How to get unique of file1 from file2 and save the output?

richmac · June 13, 2013, 2:55pm

Please help,

file1.txt

file2.txt

All I need is this result.txt

1
2

This code below is working with only with few records, but the problem is when I run with a large file like the the file is 2million records the result is theysame with file1

awk 'NR==FNR{a[$0];next}!($0 in a)' file1.txt file2.txt | xargs echo > result.txt

Question:
Why is it happen that it works in few records but not in more than 2million records?
Is it the command set it to timeout?
What could be the solution on this?

Thank you so much.

Yoda · June 13, 2013, 3:02pm

If this is what you want, then you have to compare file2.txt with file1.txt

Also if you have only one field in each record, better use $1 instead of $0 to avoid blank spaces if any:

awk 'NR==FNR{a[$1];next}!($1 in a)' file2.txt file1.txt

Also note that awk does has a memory limitation, so it might throw an error when it exceeds the limit.

doganaym · June 13, 2013, 3:04pm

simply use comm (be sure that both files are sorted, otherwise comm produces wrong output):

comm -23 file1.txt file2.txt

richmac · June 13, 2013, 3:26pm

Hi thanks for the reply but still theysame i try this command:

comm -2 -3 <(sort file1.txt) <(sort file2.txt) | xargs > result.txt

How to set limit timeout of this command? Or is their any way to solve my problem.

Thanks so much,

doganaym · June 13, 2013, 3:30pm

did you try this?

sort file1.txt > file1
sort file2.txt > file2
comm -23 file1 file2 > result

richmac · June 13, 2013, 7:48pm

Hi doganaym,

Yes, but still theysame.

Thanks,

---------- Post updated at 06:48 PM ---------- Previous update was at 02:43 PM ----------

Anyone can help me on this?

Thank you so much,
Richie

rajamadhavan · June 13, 2013, 11:57pm

Did this help ?

sort file1 file2 | uniq -u

richmac · June 14, 2013, 12:43pm

Thanks on the reply,

Yes, but the result I need is unique of file1 that are not in file2.

DGPickett · June 14, 2013, 2:39pm

Sometimes you need "export LC_ALL=C" to get sort to do binary order for comm.

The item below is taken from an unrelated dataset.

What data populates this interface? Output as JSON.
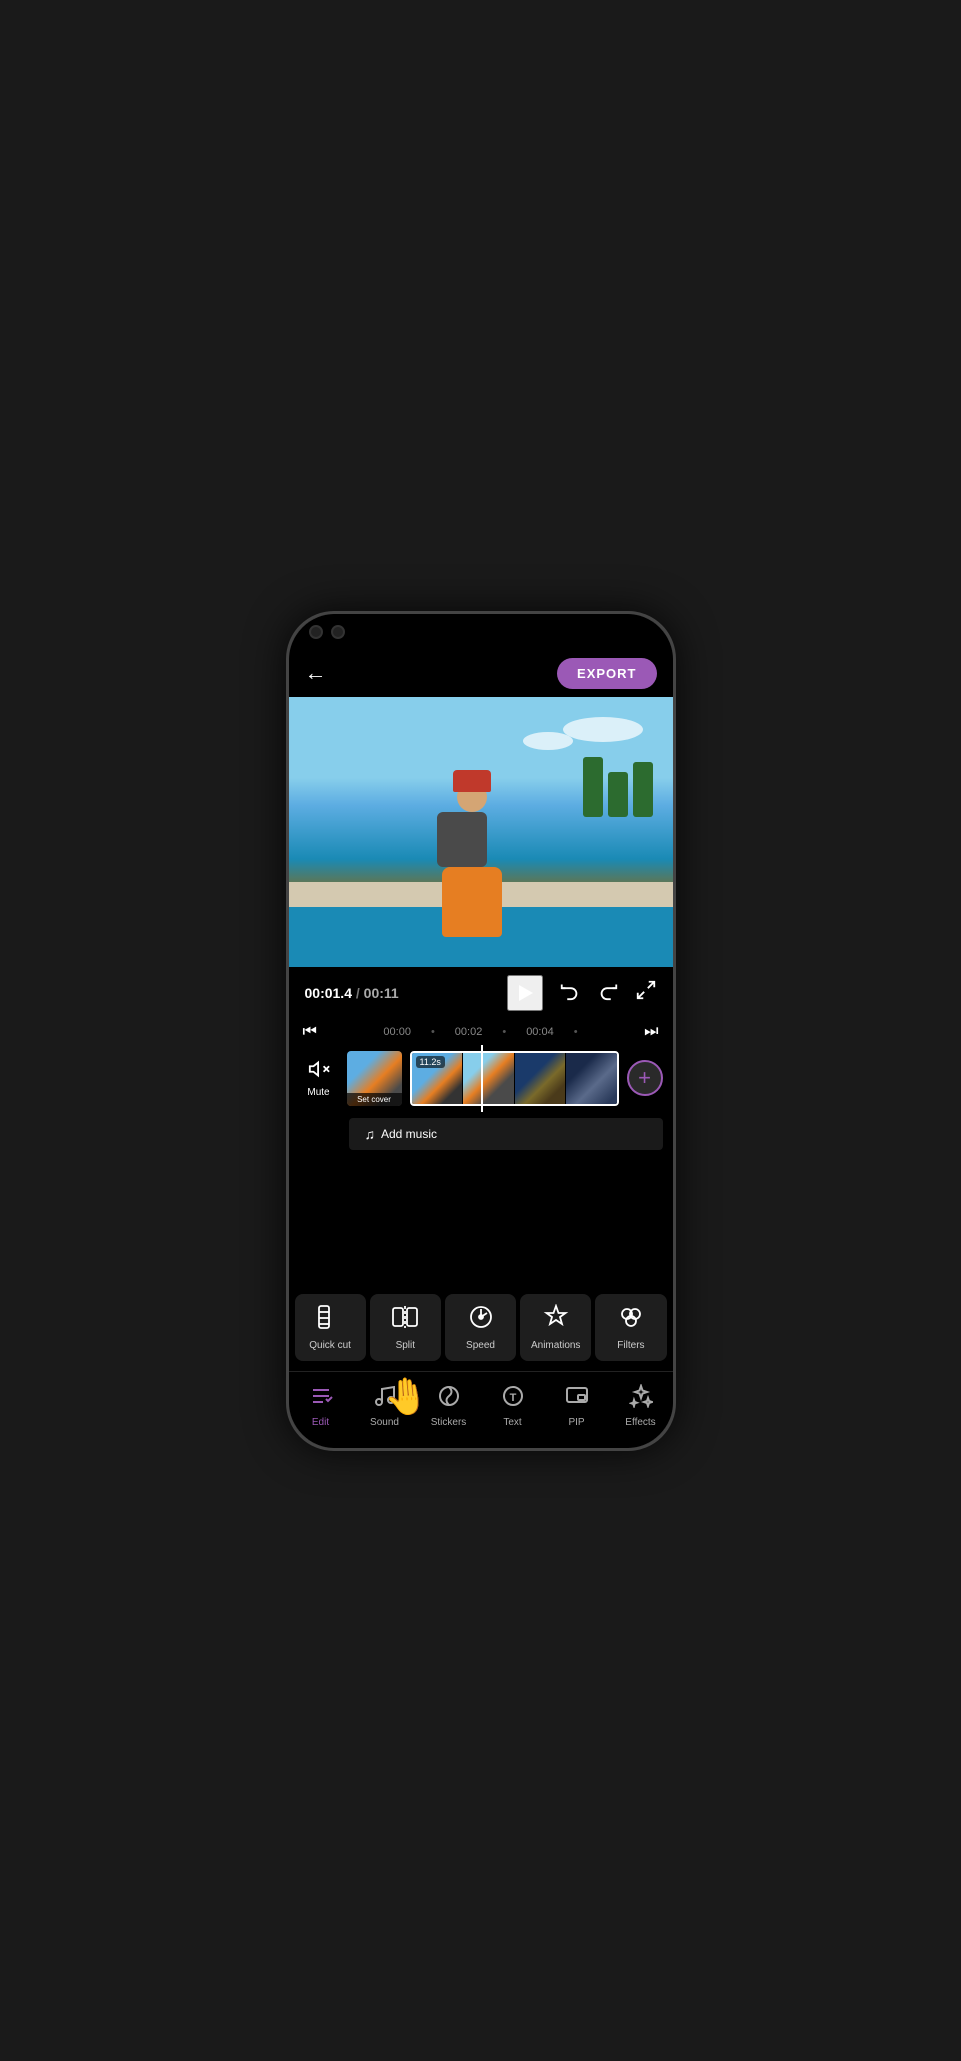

rveri · June 14, 2013, 2:46pm

richmac,
check this out, with the above data,

grep -v -w -f file2 file1
1
2

Enjoy..

DGPickett · June 14, 2013, 3:23pm

The comm and sort are large data stable, where grep gets slower with more stored lines and may blow up if it hits a 4G address limit putting file2 into VM. grep also has to check for regex at some stage, a waste on pure data if not a threat to data integrity; fgrep / grep -F is faster and more data-stable.

Awk and bash can hash search, which does not have speed problems with large files and can save the sorting step, but still has to put file2 into VM.

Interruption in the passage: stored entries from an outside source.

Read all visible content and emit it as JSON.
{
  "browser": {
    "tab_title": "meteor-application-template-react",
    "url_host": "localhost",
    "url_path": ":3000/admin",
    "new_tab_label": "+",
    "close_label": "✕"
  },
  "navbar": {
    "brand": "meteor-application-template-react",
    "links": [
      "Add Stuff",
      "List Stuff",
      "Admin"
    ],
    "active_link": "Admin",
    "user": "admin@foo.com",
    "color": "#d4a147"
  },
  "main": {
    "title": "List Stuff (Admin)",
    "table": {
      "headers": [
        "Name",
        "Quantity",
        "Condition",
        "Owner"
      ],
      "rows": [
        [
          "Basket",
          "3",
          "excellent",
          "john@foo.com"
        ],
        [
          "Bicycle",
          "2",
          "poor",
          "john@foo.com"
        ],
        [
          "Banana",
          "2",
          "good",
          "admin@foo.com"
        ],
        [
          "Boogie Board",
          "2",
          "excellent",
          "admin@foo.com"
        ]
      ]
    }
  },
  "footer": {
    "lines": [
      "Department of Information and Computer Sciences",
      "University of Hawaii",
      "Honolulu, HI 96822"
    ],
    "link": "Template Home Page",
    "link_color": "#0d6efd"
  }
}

doganaym · June 14, 2013, 4:25pm

diff file1 file2 --old-line-format="%L" --new-line-format="" --unchanged-line-format="" -h

or

diff file1 file2 --old-line-format="%L" --new-line-format="" --unchanged-line-format="" --speed-large-files

DGPickett · June 14, 2013, 4:43pm

Since diff does not assume order, it will search around for missing lines, even half heartedly, which might not scale well, performance-wise. It should be durable with large files, though.

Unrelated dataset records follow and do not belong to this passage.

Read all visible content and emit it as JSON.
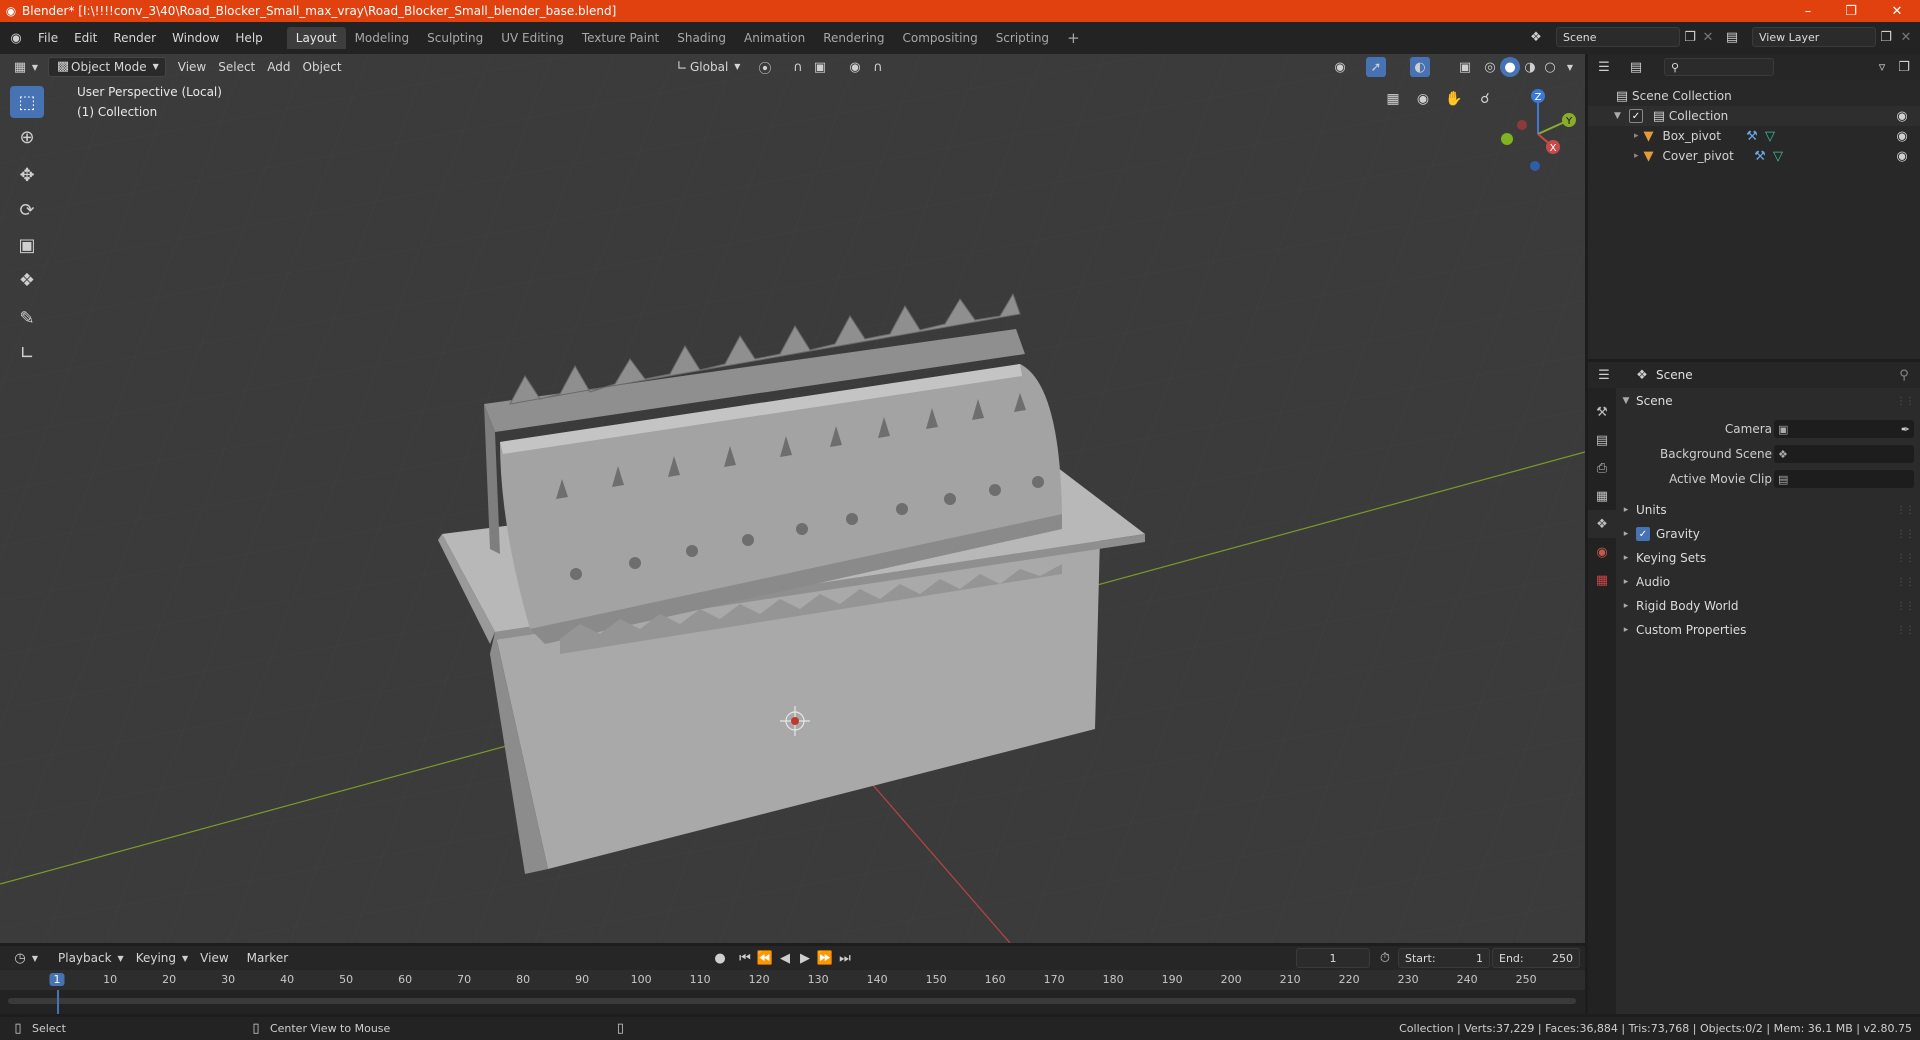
{
  "window": {
    "title": "Blender* [I:\\!!!!conv_3\\40\\Road_Blocker_Small_max_vray\\Road_Blocker_Small_blender_base.blend]",
    "minimize": "–",
    "maximize": "❐",
    "close": "✕"
  },
  "menu": [
    "File",
    "Edit",
    "Render",
    "Window",
    "Help"
  ],
  "workspaces": [
    "Layout",
    "Modeling",
    "Sculpting",
    "UV Editing",
    "Texture Paint",
    "Shading",
    "Animation",
    "Rendering",
    "Compositing",
    "Scripting"
  ],
  "workspace_add": "+",
  "scene_field": "Scene",
  "view_layer_field": "View Layer",
  "viewport_header": {
    "mode": "Object Mode",
    "menus": [
      "View",
      "Select",
      "Add",
      "Object"
    ],
    "orientation": "Global"
  },
  "viewport": {
    "perspective_label": "User Perspective (Local)",
    "collection_label": "(1) Collection",
    "gizmo": {
      "x": "X",
      "y": "Y",
      "z": "Z"
    }
  },
  "outliner": {
    "root": "Scene Collection",
    "collection": "Collection",
    "objects": [
      "Box_pivot",
      "Cover_pivot"
    ]
  },
  "properties": {
    "context": "Scene",
    "section": "Scene",
    "fields": [
      {
        "label": "Camera"
      },
      {
        "label": "Background Scene"
      },
      {
        "label": "Active Movie Clip"
      }
    ],
    "panels": [
      "Units",
      "Gravity",
      "Keying Sets",
      "Audio",
      "Rigid Body World",
      "Custom Properties"
    ]
  },
  "timeline": {
    "menus": [
      "Playback",
      "Keying",
      "View",
      "Marker"
    ],
    "current_frame": "1",
    "start_label": "Start:",
    "start": "1",
    "end_label": "End:",
    "end": "250",
    "ruler": [
      "1",
      "10",
      "20",
      "30",
      "40",
      "50",
      "60",
      "70",
      "80",
      "90",
      "100",
      "110",
      "120",
      "130",
      "140",
      "150",
      "160",
      "170",
      "180",
      "190",
      "200",
      "210",
      "220",
      "230",
      "240",
      "250"
    ]
  },
  "statusbar": {
    "left_action": "Select",
    "middle_action": "Center View to Mouse",
    "stats": "Collection | Verts:37,229 | Faces:36,884 | Tris:73,768 | Objects:0/2 | Mem: 36.1 MB | v2.80.75"
  },
  "colors": {
    "titlebar": "#e0410e",
    "accent": "#4772b3",
    "viewport_bg": "#3b3b3b",
    "x_axis": "#c74a4a",
    "y_axis": "#8aac28",
    "z_axis": "#3c78d8"
  }
}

richmac · June 14, 2013, 4:57pm

Hi All,

I tried

grep -v -w -f file2 file1 | xargs > result.txtthe

Problem is its already 2hours since i start run on that command. because as I said its a 2million records. and until now its not finish yet.

I tried also

diff file1 file2 --old-line-format="%L" --new-line-format="" --unchanged-line-format="" \
  -h  or  diff file1 file2 --old-line-format="%L" --new-line-format="" --unchanged-line-format="" \
  --speed-large-filesbut

Unfortunately the timeout still exist the result is still theysame as file1.

Thanks so much on the reply. But still no luck.

DGPickett · June 14, 2013, 5:04pm

PS: comm expects unique lines, too.

comm -23 <(
  LC_ALL=C
  sort -u file1
 ) <(
  LC_ALL=C
  sort -u file2
 )

richmac · June 14, 2013, 5:29pm

Hi DGPickett,

Still not success.

Thanks,

rveri · June 14, 2013, 5:38pm

>> because as I said its a 2million records.
2 million record going to take time and depending on the horse-power of the system, unless you figure out a better code, that may speed it up.

richmac · June 14, 2013, 5:51pm

My server specs 4core and 16gig memory. Yes thats why I open up on this forum,

Thanks so much rveri.